Harmon David M, Carter Rickey E, Cohen-Shelly Michal, Svatikova Anna, Adedinsewo Demilade A, Noseworthy Peter A, Kapa Suraj, Lopez-Jimenez Francisco, Friedman Paul A, Attia Zachi I
Department of Internal Medicine, Mayo Clinic School of Graduate Medical Education, Rochester, MN.
Department of Quantitative Health Sciences, Mayo Clinic College of Medicine, Jacksonville, FL.
Eur Heart J Digit Health. 2022 Jun;3(2):238-244. doi: 10.1093/ehjdh/ztac028. Epub 2022 May 17.
Some artificial intelligence models applied in medical practice require ongoing retraining, introduce unintended racial bias, or have variable performance among different subgroups of patients. We assessed the real-world performance of the artificial intelligence-enhanced electrocardiogram to detect left ventricular systolic dysfunction with respect to multiple patient and electrocardiogram variables to determine the algorithm's long-term efficacy and potential bias in the absence of retraining.

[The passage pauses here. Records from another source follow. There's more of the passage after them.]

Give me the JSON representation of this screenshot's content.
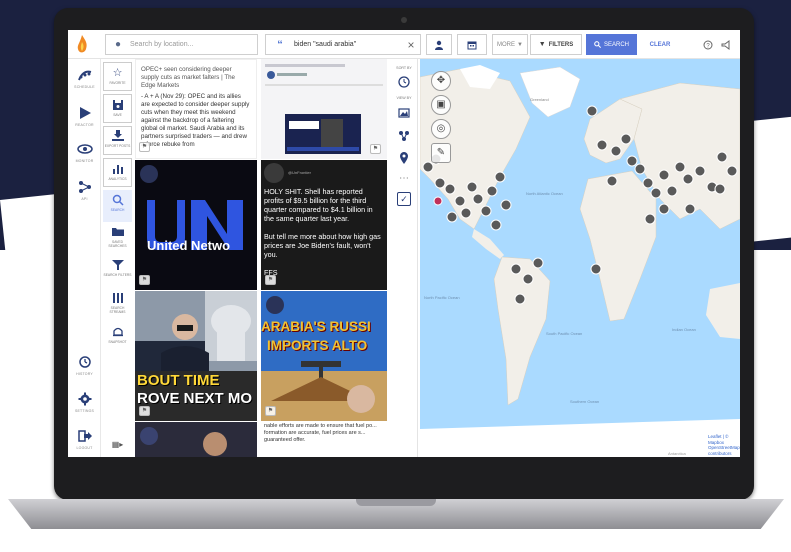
{
  "topbar": {
    "location_placeholder": "Search by location...",
    "keyword_value": "biden \"saudi arabia\"",
    "more_label": "MORE",
    "filters_label": "FILTERS",
    "search_label": "SEARCH",
    "clear_label": "CLEAR"
  },
  "leftnav": {
    "items": [
      {
        "label": "SCHEDULE"
      },
      {
        "label": "REACTOR"
      },
      {
        "label": "MONITOR"
      },
      {
        "label": "API"
      }
    ],
    "bottom": [
      {
        "label": "HISTORY"
      },
      {
        "label": "SETTINGS"
      },
      {
        "label": "LOGOUT"
      }
    ]
  },
  "subnav": {
    "items": [
      {
        "label": "FAVORITE"
      },
      {
        "label": "SAVE"
      },
      {
        "label": "EXPORT POSTS"
      },
      {
        "label": "ANALYTICS"
      },
      {
        "label": "SEARCH"
      },
      {
        "label": "SAVED SEARCHES"
      },
      {
        "label": "SEARCH FILTERS"
      },
      {
        "label": "SEARCH STREAMS"
      },
      {
        "label": "SNAPSHOT"
      }
    ]
  },
  "feed": {
    "post1_title": "OPEC+ seen considering deeper supply cuts as market falters | The Edge Markets",
    "post1_body": "- A + A (Nov 29): OPEC and its allies are expected to consider deeper supply cuts when they meet this weekend against the backdrop of a faltering global oil market. Saudi Arabia and its partners surprised traders — and drew a force rebuke from",
    "post3_text": "United Netwo",
    "post4_text": "HOLY SHIT. Shell has reported profits of $9.5 billion for the third quarter compared to $4.1 billion in the same quarter last year.\n\nBut tell me more about how high gas prices are Joe Biden's fault, won't you.\n\nFFS",
    "post5_line1": "BOUT TIME",
    "post5_line2": "ROVE NEXT MO",
    "post6_line1": "ARABIA'S RUSSI",
    "post6_line2": "IMPORTS ALTO",
    "post8_text": "nable efforts are made to ensure that fuel po... formation are accurate, fuel prices are s... guaranteed offer."
  },
  "rail": {
    "sort_label": "SORT BY",
    "view_label": "VIEW BY"
  },
  "map": {
    "labels": {
      "greenland": "Greenland",
      "north_atlantic": "North Atlantic Ocean",
      "north_pacific": "North Pacific Ocean",
      "south_pacific": "South Pacific Ocean",
      "south_atlantic": "South Atlantic Ocean",
      "indian": "Indian Ocean",
      "southern": "Southern Ocean",
      "antarctica": "Antarctica"
    },
    "attribution": "Leaflet | © Mapbox OpenStreetMap contributors"
  }
}
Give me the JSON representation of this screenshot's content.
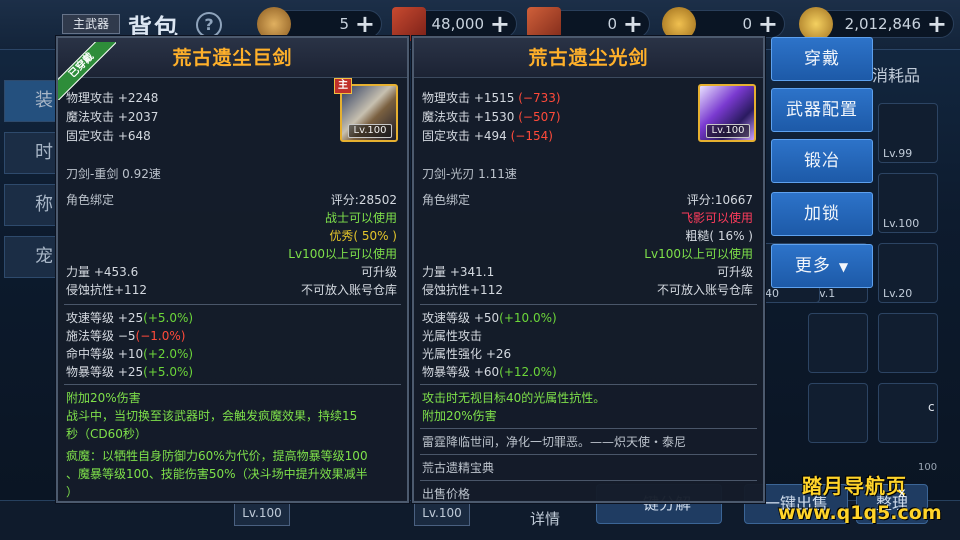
{
  "header": {
    "bag_title": "背包",
    "help_icon": "?",
    "currencies": [
      {
        "icon": "coin-token-icon",
        "value": "5",
        "color": "#b88a3a"
      },
      {
        "icon": "red-ticket-icon",
        "value": "48,000",
        "color": "#b8402a"
      },
      {
        "icon": "red-scroll-icon",
        "value": "0",
        "color": "#c0552e"
      },
      {
        "icon": "gold-coin-icon",
        "value": "0",
        "color": "#c89632"
      },
      {
        "icon": "gold-stack-icon",
        "value": "2,012,846",
        "color": "#d0a040"
      }
    ],
    "plus": "+"
  },
  "background": {
    "side_tabs": [
      "装",
      "时",
      "称",
      "宠"
    ],
    "category_tab": "消耗品",
    "slot_levels": [
      "Lv.99",
      "Lv.100",
      "Lv.1",
      "Lv.20",
      "40",
      "Lv.1"
    ],
    "bottom_levels": [
      "Lv.100",
      "Lv.100"
    ],
    "detail_label": "详情",
    "bottom_buttons": [
      "一键分解",
      "一键出售",
      "整理"
    ],
    "close_label": "x",
    "side_letter": "c",
    "bag_capacity": "100"
  },
  "equipped_panel": {
    "slot_tag": "主武器",
    "equipped_ribbon": "已穿戴",
    "name": "荒古遗尘巨剑",
    "main_badge": "主",
    "icon_level": "Lv.100",
    "stats": [
      {
        "label": "物理攻击 +2248"
      },
      {
        "label": "魔法攻击 +2037"
      },
      {
        "label": "固定攻击 +648"
      }
    ],
    "type_line": "刀剑-重剑    0.92速",
    "bind": "角色绑定",
    "score": "评分:28502",
    "class_req": "战士可以使用",
    "quality": "优秀( 50% )",
    "level_req": "Lv100以上可以使用",
    "strength": "力量 +453.6",
    "upgrade": "可升级",
    "corrosion": "侵蚀抗性+112",
    "storage": "不可放入账号仓库",
    "secondary": [
      {
        "label": "攻速等级 +25",
        "delta": "(+5.0%)",
        "tone": "green"
      },
      {
        "label": "施法等级 −5",
        "delta": "(−1.0%)",
        "tone": "red"
      },
      {
        "label": "命中等级 +10",
        "delta": "(+2.0%)",
        "tone": "green"
      },
      {
        "label": "物暴等级 +25",
        "delta": "(+5.0%)",
        "tone": "green"
      }
    ],
    "effects": [
      "附加20%伤害",
      "战斗中，当切换至该武器时，会触发疯魔效果，持续15",
      "秒（CD60秒）",
      "疯魔：以牺牲自身防御力60%为代价，提高物暴等级100",
      "、魔暴等级100、技能伤害50%（决斗场中提升效果减半",
      "）"
    ]
  },
  "compare_panel": {
    "name": "荒古遗尘光剑",
    "icon_level": "Lv.100",
    "stats": [
      {
        "label": "物理攻击 +1515",
        "delta": "(−733)"
      },
      {
        "label": "魔法攻击 +1530",
        "delta": "(−507)"
      },
      {
        "label": "固定攻击 +494",
        "delta": "(−154)"
      }
    ],
    "type_line": "刀剑-光刃    1.11速",
    "bind": "角色绑定",
    "score": "评分:10667",
    "class_req": "飞影可以使用",
    "quality": "粗糙( 16% )",
    "level_req": "Lv100以上可以使用",
    "strength": "力量 +341.1",
    "upgrade": "可升级",
    "corrosion": "侵蚀抗性+112",
    "storage": "不可放入账号仓库",
    "secondary": [
      {
        "label": "攻速等级 +50",
        "delta": "(+10.0%)",
        "tone": "green"
      },
      {
        "label": "光属性攻击",
        "delta": "",
        "tone": "white"
      },
      {
        "label": "光属性强化 +26",
        "delta": "",
        "tone": "white"
      },
      {
        "label": "物暴等级 +60",
        "delta": "(+12.0%)",
        "tone": "green"
      }
    ],
    "effects": [
      "攻击时无视目标40的光属性抗性。",
      "附加20%伤害"
    ],
    "flavor": "雷霆降临世间，净化一切罪恶。——炽天使・泰尼",
    "source": "荒古遗精宝典",
    "sell": "出售价格"
  },
  "actions": {
    "wear": "穿戴",
    "weapon_config": "武器配置",
    "forge": "锻冶",
    "lock": "加锁",
    "more": "更多",
    "more_arrow": "▼"
  },
  "watermark": {
    "line1": "踏月导航页",
    "line2": "www.q1q5.com"
  }
}
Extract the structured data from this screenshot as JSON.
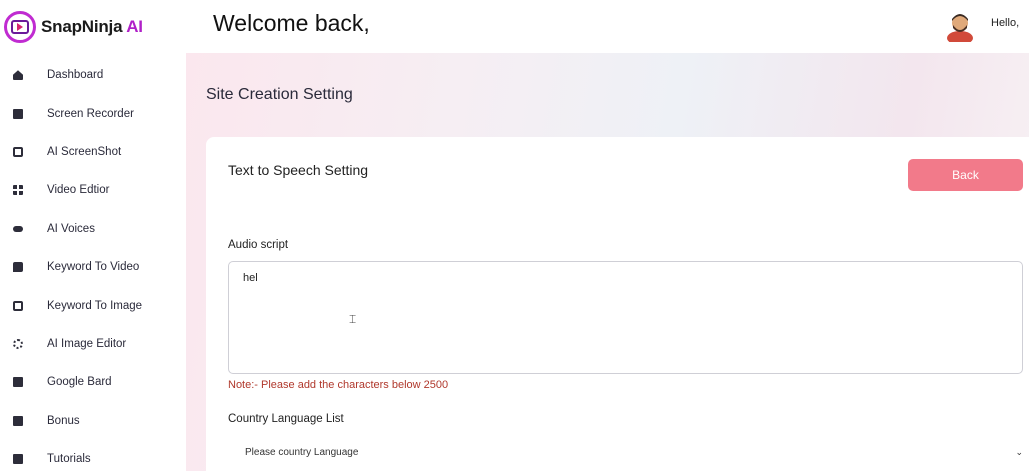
{
  "brand": {
    "name": "SnapNinja",
    "suffix": " AI"
  },
  "header": {
    "welcome": "Welcome back,",
    "greeting": "Hello,"
  },
  "sidebar": {
    "items": [
      {
        "label": "Dashboard",
        "icon": "home-icon"
      },
      {
        "label": "Screen Recorder",
        "icon": "recorder-icon"
      },
      {
        "label": "AI ScreenShot",
        "icon": "screenshot-icon"
      },
      {
        "label": "Video Edtior",
        "icon": "grid-icon"
      },
      {
        "label": "AI Voices",
        "icon": "voice-icon"
      },
      {
        "label": "Keyword To Video",
        "icon": "chat-icon"
      },
      {
        "label": "Keyword To Image",
        "icon": "image-icon"
      },
      {
        "label": "AI Image Editor",
        "icon": "gear-icon"
      },
      {
        "label": "Google Bard",
        "icon": "bard-icon"
      },
      {
        "label": "Bonus",
        "icon": "bonus-icon"
      },
      {
        "label": "Tutorials",
        "icon": "tutorials-icon"
      }
    ]
  },
  "main": {
    "page_title": "Site Creation Setting",
    "card": {
      "title": "Text to Speech Setting",
      "back_label": "Back",
      "audio_label": "Audio script",
      "audio_value": "hel",
      "note": "Note:- Please add the characters below 2500",
      "country_label": "Country Language List",
      "country_selected": "Please country Language"
    }
  },
  "colors": {
    "accent": "#f27a8a",
    "brand": "#b020c8",
    "note": "#b0382c"
  }
}
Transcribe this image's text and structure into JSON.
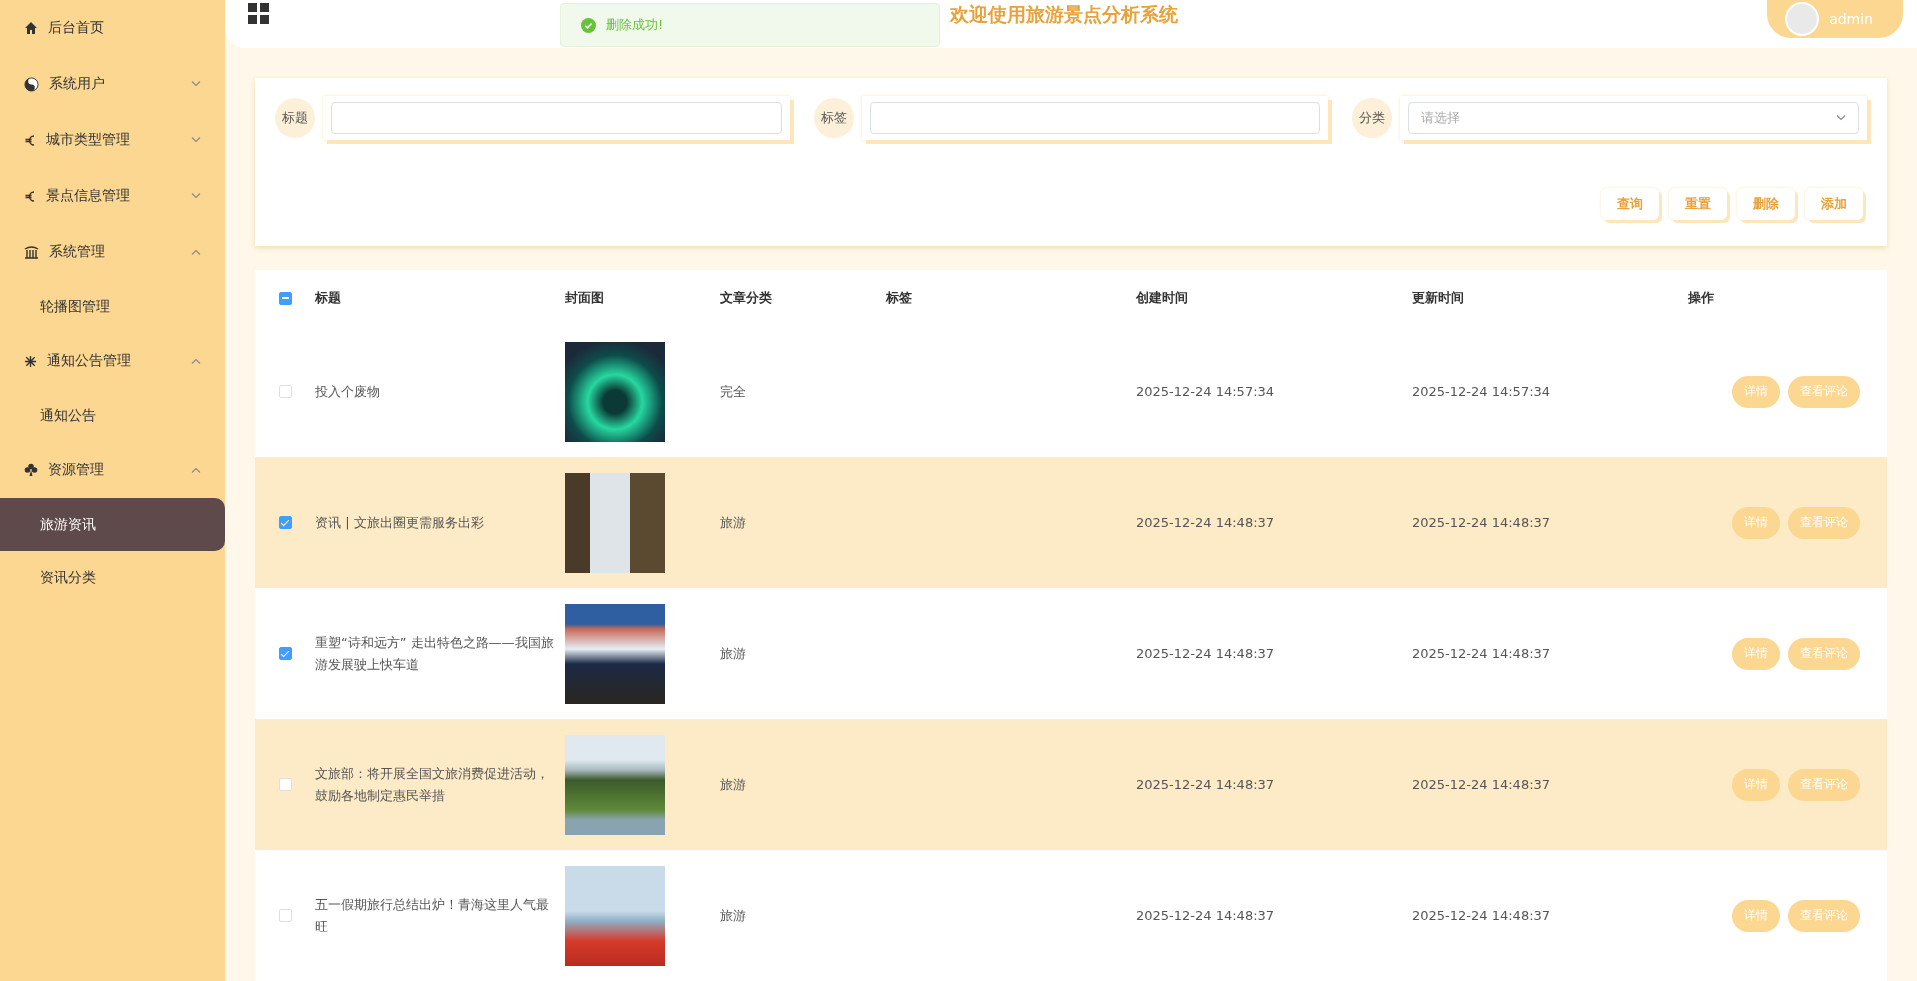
{
  "sidebar": {
    "items": [
      {
        "label": "后台首页",
        "kind": "link"
      },
      {
        "label": "系统用户",
        "kind": "group",
        "expanded": false
      },
      {
        "label": "城市类型管理",
        "kind": "group",
        "expanded": false
      },
      {
        "label": "景点信息管理",
        "kind": "group",
        "expanded": false
      },
      {
        "label": "系统管理",
        "kind": "group",
        "expanded": true,
        "children": [
          {
            "label": "轮播图管理",
            "selected": false
          }
        ]
      },
      {
        "label": "通知公告管理",
        "kind": "group",
        "expanded": true,
        "children": [
          {
            "label": "通知公告",
            "selected": false
          }
        ]
      },
      {
        "label": "资源管理",
        "kind": "group",
        "expanded": true,
        "children": [
          {
            "label": "旅游资讯",
            "selected": true
          },
          {
            "label": "资讯分类",
            "selected": false
          }
        ]
      }
    ]
  },
  "header": {
    "title": "欢迎使用旅游景点分析系统",
    "user": "admin"
  },
  "toast": {
    "message": "删除成功!"
  },
  "search": {
    "fields": [
      {
        "label": "标题",
        "kind": "text"
      },
      {
        "label": "标签",
        "kind": "text"
      },
      {
        "label": "分类",
        "kind": "select",
        "placeholder": "请选择"
      }
    ],
    "buttons": [
      "查询",
      "重置",
      "删除",
      "添加"
    ]
  },
  "table": {
    "select_all": {
      "indeterminate": true
    },
    "columns": [
      "标题",
      "封面图",
      "文章分类",
      "标签",
      "创建时间",
      "更新时间",
      "操作"
    ],
    "rows": [
      {
        "checked": false,
        "title": "投入个废物",
        "category": "完全",
        "created": "2025-12-24 14:57:34",
        "updated": "2025-12-24 14:57:34",
        "actions": [
          "详情",
          "查看评论"
        ]
      },
      {
        "checked": true,
        "title": "资讯 | 文旅出圈更需服务出彩",
        "category": "旅游",
        "created": "2025-12-24 14:48:37",
        "updated": "2025-12-24 14:48:37",
        "actions": [
          "详情",
          "查看评论"
        ]
      },
      {
        "checked": true,
        "title": "重塑“诗和远方” 走出特色之路——我国旅游发展驶上快车道",
        "category": "旅游",
        "created": "2025-12-24 14:48:37",
        "updated": "2025-12-24 14:48:37",
        "actions": [
          "详情",
          "查看评论"
        ]
      },
      {
        "checked": false,
        "title": "文旅部：将开展全国文旅消费促进活动，鼓励各地制定惠民举措",
        "category": "旅游",
        "created": "2025-12-24 14:48:37",
        "updated": "2025-12-24 14:48:37",
        "actions": [
          "详情",
          "查看评论"
        ]
      },
      {
        "checked": false,
        "title": "五一假期旅行总结出炉！青海这里人气最旺",
        "category": "旅游",
        "created": "2025-12-24 14:48:37",
        "updated": "2025-12-24 14:48:37",
        "actions": [
          "详情",
          "查看评论"
        ]
      }
    ]
  }
}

Electrocardiograms acquired in 2019 at Mayo Clinic in Minnesota, Arizona, and Florida with an echocardiogram performed within 14 days were analyzed ( = 44 986 unique patients). The area under the curve (AUC) was calculated to evaluate performance of the algorithm among age groups, racial and ethnic groups, patient encounter location, electrocardiogram features, and over time. The artificial intelligence-enhanced electrocardiogram to detect left ventricular systolic dysfunction had an AUC of 0.903 for the total cohort. Time series analysis of the model validated its temporal stability. Areas under the curve were similar for all racial and ethnic groups (0.90-0.92) with minimal performance difference between sexes. Patients with a 'normal sinus rhythm' electrocardiogram ( = 37 047) exhibited an AUC of 0.91. All other electrocardiogram features had areas under the curve between 0.79 and 0.91, with the lowest performance occurring in the left bundle branch block group (0.79).
The artificial intelligence-enhanced electrocardiogram to detect left ventricular systolic dysfunction is stable over time in the absence of retraining and robust with respect to multiple variables including time, patient race, and electrocardiogram features.
一些应用于医学实践的人工智能模型需要持续重新训练,会引入意外的种族偏见,或者在不同患者亚组中的表现存在差异。我们评估了人工智能增强心电图检测左心室收缩功能障碍的实际性能,涉及多个患者和心电图变量,以确定该算法在不进行重新训练的情况下的长期疗效和潜在偏见。
分析了2019年在明尼苏达州、亚利桑那州和佛罗里达州的梅奥诊所采集的心电图,并在14天内进行了超声心动图检查(n = 44986名不同患者)。计算曲线下面积(AUC)以评估该算法在年龄组、种族和族裔组、患者就诊地点、心电图特征以及随时间变化的性能。用于检测左心室收缩功能障碍的人工智能增强心电图在整个队列中的AUC为0.903。对该模型的时间序列分析验证了其时间稳定性。所有种族和族裔组的曲线下面积相似(0.90 - 0.92),性别之间的性能差异最小。心电图为“正常窦性心律”的患者(n = 37047)的AUC为0.91。所有其他心电图特征的曲线下面积在0.79至0.91之间,左束支传导阻滞组的性能最低(0.79)。
用于检测左心室收缩功能障碍的人工智能增强心电图在不进行重新训练的情况下随时间稳定,并且在包括时间、患者种族和心电图特征等多个变量方面表现稳健。